# Remanufactured Revolver



## nailer (Apr 26, 2009)

I'm thinking of buying a revolver that the gs says was sent back because the cylinder wouldn't lock. It was fixed and it is being sold at a good price. Should I buy it? What do you think?


----------



## Baldy (Jun 21, 2006)

What make is it and what's the price?


----------



## nailer (Apr 26, 2009)

Taurus model 941, 22 magnum, $325.


----------



## dosborn (Apr 17, 2009)

Do you rally really want it?? One of those you just gotta have??

I like and own a Taurus, but I would try to steer away from their revolvers right now.

However, it does have a lifetime waranty.


----------



## nailer (Apr 26, 2009)

dosborn said:


> Do you rally really want it?? One of those you just gotta have??
> 
> I like and own a Taurus, but I would try to steer away from their revolvers right now.
> 
> However, it does have a lifetime waranty.


Why would you steer away from the revolvers now?


----------



## Baldy (Jun 21, 2006)

All I am going to say is Taurus is having timing issuses with some of their revolvers right now. They are running from $403 to about $455 for that model new and that's MSRP. You can get them for about $50 bucks cheaper than that if you shop around.


----------



## dosborn (Apr 17, 2009)

nailer said:


> Why would you steer away from the revolvers now?


Exactly what Baldy said:smt1099


----------



## Freedom1911 (Oct 22, 2009)

dosborn said:


> Do you rally really want it?? One of those you just gotta have??
> 
> I like and own a Taurus, but I would try to steer away from their revolvers right now.
> 
> However, it does have a lifetime waranty.

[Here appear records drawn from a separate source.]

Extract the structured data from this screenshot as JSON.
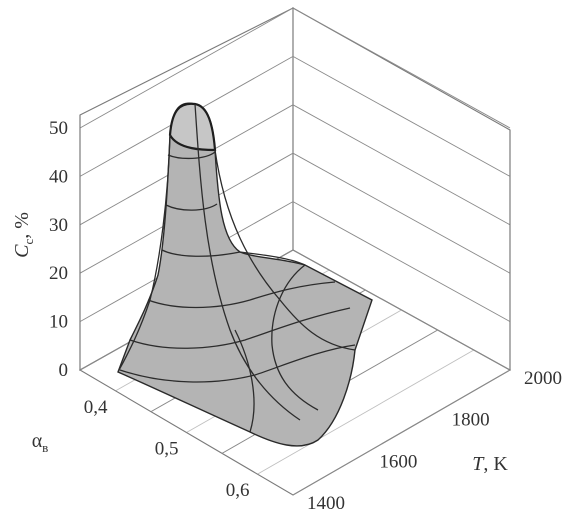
{
  "chart_data": {
    "type": "surface",
    "zlabel_main": "C",
    "zlabel_sub": "c",
    "zlabel_unit": ", %",
    "xlabel_main": "T",
    "xlabel_unit": ", K",
    "ylabel_main": "α",
    "ylabel_sub": "в",
    "z_ticks": [
      "0",
      "10",
      "20",
      "30",
      "40",
      "50"
    ],
    "z_tick_values": [
      0,
      10,
      20,
      30,
      40,
      50
    ],
    "x_ticks": [
      "1400",
      "1600",
      "1800",
      "2000"
    ],
    "x_tick_values": [
      1400,
      1600,
      1800,
      2000
    ],
    "y_ticks": [
      "0,4",
      "0,5",
      "0,6"
    ],
    "y_tick_values": [
      0.4,
      0.5,
      0.6
    ],
    "xlim": [
      1400,
      2000
    ],
    "ylim": [
      0.35,
      0.65
    ],
    "zlim": [
      0,
      50
    ],
    "grid": true,
    "surface_peak": {
      "T": 1400,
      "alpha": 0.4,
      "C": 50
    },
    "surface_low_T_edge": [
      {
        "alpha": 0.4,
        "C": 50
      },
      {
        "alpha": 0.45,
        "C": 20
      },
      {
        "alpha": 0.5,
        "C": 8
      },
      {
        "alpha": 0.55,
        "C": 4
      },
      {
        "alpha": 0.6,
        "C": 3
      }
    ]
  }
}
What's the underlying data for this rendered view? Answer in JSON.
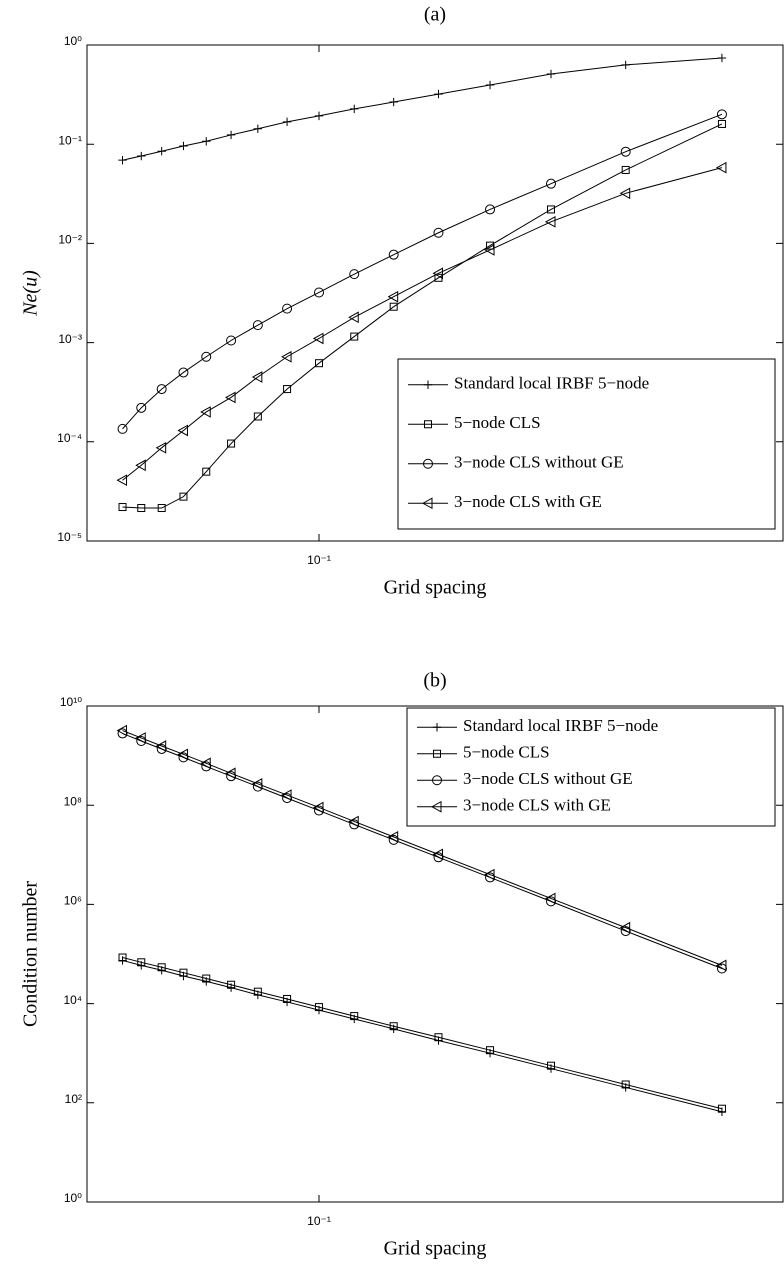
{
  "chart_data": [
    {
      "type": "line",
      "title": "(a)",
      "xlabel": "Grid spacing",
      "ylabel": "Ne(u)",
      "xlog": true,
      "ylog": true,
      "legend": "lower right",
      "x": [
        0.0556,
        0.0588,
        0.0625,
        0.0667,
        0.0714,
        0.0769,
        0.0833,
        0.0909,
        0.1,
        0.1111,
        0.125,
        0.1429,
        0.1667,
        0.2,
        0.25,
        0.3333
      ],
      "xlim": [
        0.05,
        0.4
      ],
      "xticks": [
        {
          "value": 0.1,
          "label": "10⁻¹"
        }
      ],
      "ylim": [
        1e-05,
        1
      ],
      "yticks": [
        {
          "value": 1e-05,
          "label": "10⁻⁵"
        },
        {
          "value": 0.0001,
          "label": "10⁻⁴"
        },
        {
          "value": 0.001,
          "label": "10⁻³"
        },
        {
          "value": 0.01,
          "label": "10⁻²"
        },
        {
          "value": 0.1,
          "label": "10⁻¹"
        },
        {
          "value": 1,
          "label": "10⁰"
        }
      ],
      "series": [
        {
          "name": "Standard local IRBF 5−node",
          "color": "#000000",
          "marker": "plus",
          "values": [
            0.069,
            0.076,
            0.085,
            0.096,
            0.107,
            0.124,
            0.143,
            0.168,
            0.193,
            0.227,
            0.266,
            0.32,
            0.395,
            0.51,
            0.63,
            0.74
          ]
        },
        {
          "name": "5−node CLS",
          "color": "#000000",
          "marker": "square",
          "values": [
            2.2e-05,
            2.15e-05,
            2.15e-05,
            2.8e-05,
            5e-05,
            9.6e-05,
            0.00018,
            0.00034,
            0.00062,
            0.00115,
            0.0023,
            0.0045,
            0.0095,
            0.022,
            0.055,
            0.16
          ]
        },
        {
          "name": "3−node CLS without GE",
          "color": "#000000",
          "marker": "circle",
          "values": [
            0.000135,
            0.00022,
            0.00034,
            0.0005,
            0.00072,
            0.00105,
            0.0015,
            0.0022,
            0.0032,
            0.0049,
            0.0077,
            0.0128,
            0.022,
            0.04,
            0.084,
            0.2
          ]
        },
        {
          "name": "3−node CLS with GE",
          "color": "#000000",
          "marker": "triangle-left",
          "values": [
            4.1e-05,
            5.8e-05,
            8.7e-05,
            0.00013,
            0.0002,
            0.00028,
            0.00045,
            0.00072,
            0.0011,
            0.0018,
            0.0029,
            0.005,
            0.0086,
            0.0165,
            0.032,
            0.058
          ]
        }
      ]
    },
    {
      "type": "line",
      "title": "(b)",
      "xlabel": "Grid spacing",
      "ylabel": "Condition number",
      "xlog": true,
      "ylog": true,
      "legend": "upper right",
      "x": [
        0.0556,
        0.0588,
        0.0625,
        0.0667,
        0.0714,
        0.0769,
        0.0833,
        0.0909,
        0.1,
        0.1111,
        0.125,
        0.1429,
        0.1667,
        0.2,
        0.25,
        0.3333
      ],
      "xlim": [
        0.05,
        0.4
      ],
      "xticks": [
        {
          "value": 0.1,
          "label": "10⁻¹"
        }
      ],
      "ylim": [
        1,
        10000000000
      ],
      "yticks": [
        {
          "value": 1,
          "label": "10⁰"
        },
        {
          "value": 100,
          "label": "10²"
        },
        {
          "value": 10000,
          "label": "10⁴"
        },
        {
          "value": 1000000,
          "label": "10⁶"
        },
        {
          "value": 100000000,
          "label": "10⁸"
        },
        {
          "value": 10000000000,
          "label": "10¹⁰"
        }
      ],
      "series": [
        {
          "name": "Standard local IRBF 5−node",
          "color": "#000000",
          "marker": "plus",
          "values": [
            74000,
            59000,
            47000,
            36000,
            28000,
            21000,
            15000,
            10800,
            7400,
            4900,
            3100,
            1800,
            1000,
            490,
            204,
            66
          ]
        },
        {
          "name": "5−node CLS",
          "color": "#000000",
          "marker": "square",
          "values": [
            85000,
            68000,
            54000,
            42000,
            32000,
            24000,
            17400,
            12400,
            8500,
            5600,
            3500,
            2100,
            1150,
            560,
            234,
            76
          ]
        },
        {
          "name": "3−node CLS without GE",
          "color": "#000000",
          "marker": "circle",
          "values": [
            2800000000,
            1970000000,
            1360000000,
            920000000,
            605000000,
            385000000,
            237000000,
            139000000,
            78000000,
            41000000,
            20000000,
            8900000,
            3500000,
            1150000,
            290000,
            51000
          ]
        },
        {
          "name": "3−node CLS with GE",
          "color": "#000000",
          "marker": "triangle-left",
          "values": [
            3200000000,
            2270000000,
            1560000000,
            1060000000,
            700000000,
            440000000,
            270000000,
            160000000,
            90000000,
            47000000,
            23000000,
            10200000,
            4000000,
            1320000,
            340000,
            59000
          ]
        }
      ]
    }
  ]
}
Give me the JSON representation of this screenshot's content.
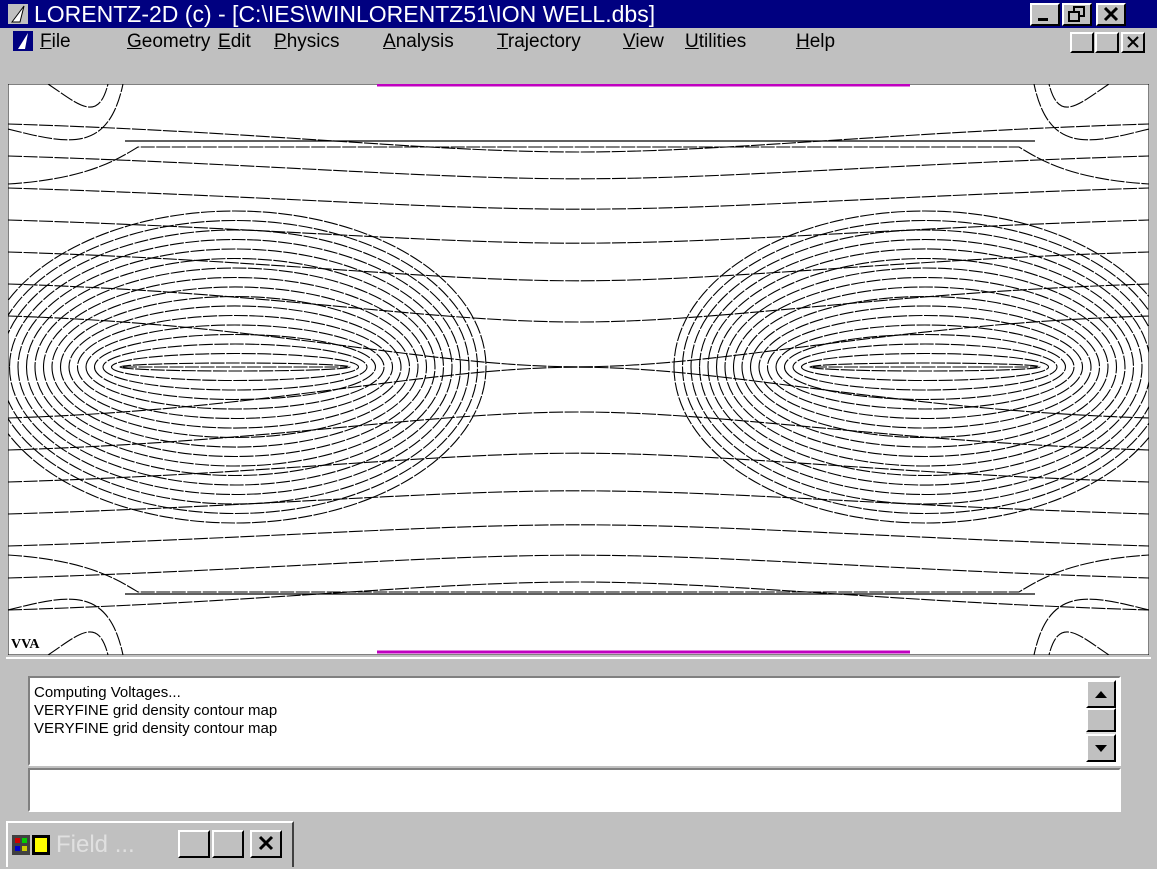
{
  "window": {
    "title": "LORENTZ-2D (c) - [C:\\IES\\WINLORENTZ51\\ION WELL.dbs]",
    "menu": [
      "File",
      "Geometry",
      "Edit",
      "Physics",
      "Analysis",
      "Trajectory",
      "View",
      "Utilities",
      "Help"
    ]
  },
  "plot": {
    "label": "VVA"
  },
  "log": {
    "lines": [
      "Computing Voltages...",
      "VERYFINE grid density contour map",
      "VERYFINE grid density contour map"
    ]
  },
  "minimized": {
    "title": "Field ..."
  }
}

Listen to the man. Taurus revolvers are what screwed me, I lost hundreds on their cheaply made POS.
Just my opinion, but that opinion comes from experience, from a frame screw falling out of the gun while I was shooting it, from one gun having to go hack for repairs before I ever fired one bullet out of it, for having to spend 100 in shipping and insurance to sent the trash guns back to the Taurus factory for repairs, for them taking 10 weeks to fix both guns and me being with out my guns for that long, and the money I lost when I sold them back to the ffl.
Taurus guns are like that nightmarish mother in law you just can't get away from.


----------